On 08/29/2015 09:56 AM, Adam Chlipala wrote:
On 08/29/2015 01:16 AM, Ziv Scully wrote:
(2) Sometimes doing "many" (order of 6) channel operations slows down the server considerably, causing all requests to stall for a bit. The stall isn't permanent, but often after the stall resolves, some small subset of the messages don't make it to their recipients. The clients who missed messages might still receive future messages but will never receive the ones they missed. I found that something similar occurs with the official Chat demo (try joining the same channel in ~8 tabs in quick succession), so I don't think the issue is specific to my app. Has anyone run into this before? I messed with the .urp file a little bit but nothing helped.

Hm, I never noticed that before! It may be a concurrency bug in the runtime system. I'll look into it further.

I've looked into this issue, which was easy for me to reproduce. My conclusion is that it is /not/ a problem with Ur/Web! Concurrency bugs are notoriously inconvenient to reproduce, but this problem /always/ appears for me with 6 Firefox tabs running the chat demo, and it /never/ appears for me with 5 tabs. The magic number 6 suggests a straightforward explanation. Can anyone guess? :)

[SPOILER ALERT!  Explanation revealed below. :)]

6 is the default number of connections that Firefox will open to a single server. When you open 6 tabs, every tab has one open connection to the server, waiting for new chat messages. Clicking the "send" button in any tab triggers a new connection, for a POST request asking to send the message. Firefox dutifully obeys its limit of 6 connections at once to a server, queueing up your new message until after some current connection closes. But now we have a quasi-deadlock, as those connections are open waiting for the message! Eventually, they time out as part of the normal heartbeating protocol, at which point your new message finds itself at the head of the queue and actually goes out. That's why the problem only manifests as delays, rather than a dead stop for the remaining life of your open tabs.

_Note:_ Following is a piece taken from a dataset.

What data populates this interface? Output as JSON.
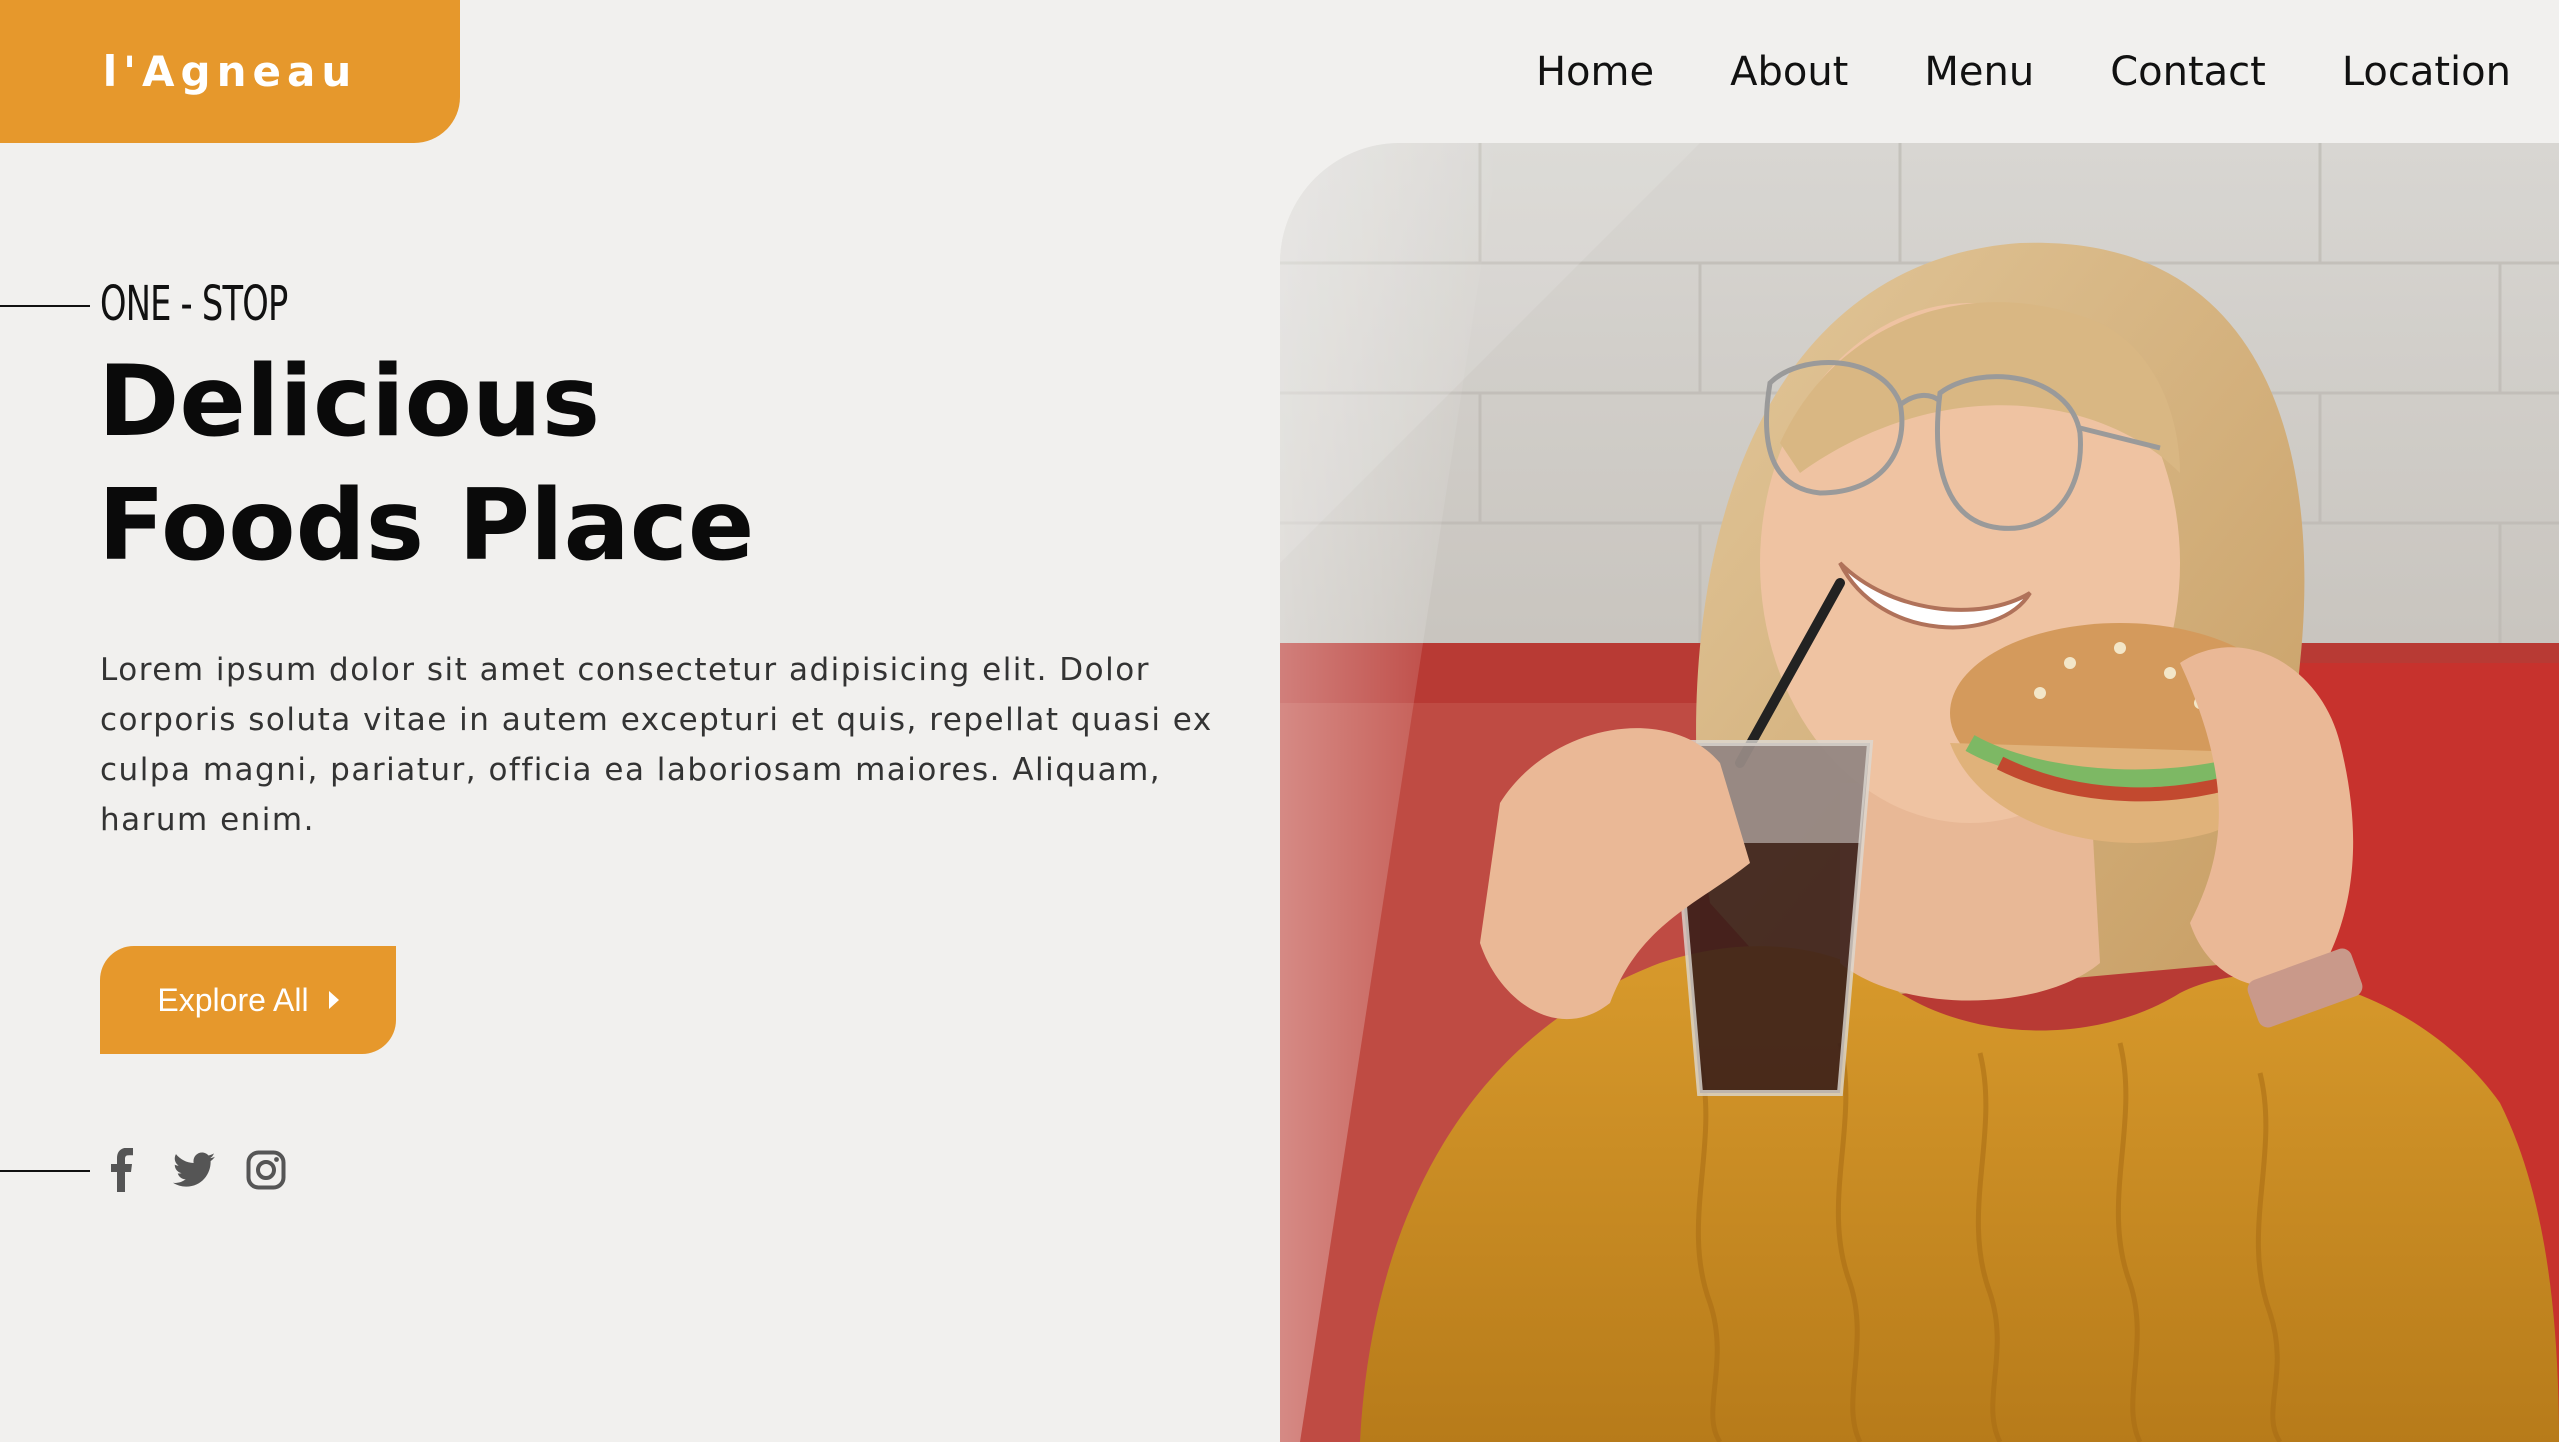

So, in summary, the problem seems to be an artifact of your testing strategy, which doesn't simulate real client usage in that it involves too many tabs connecting to the same server. I bet you could avoid the issue by using different browser processes at once, which is easiest for me to do, in my environments, by running Firefox and Chrome simultaneously (bonus points for testing cross-browser compatibility, though Ur/Web /should/ remove most need for such things :]). It should be safe to have 3 tabs to the same app per process, but no more.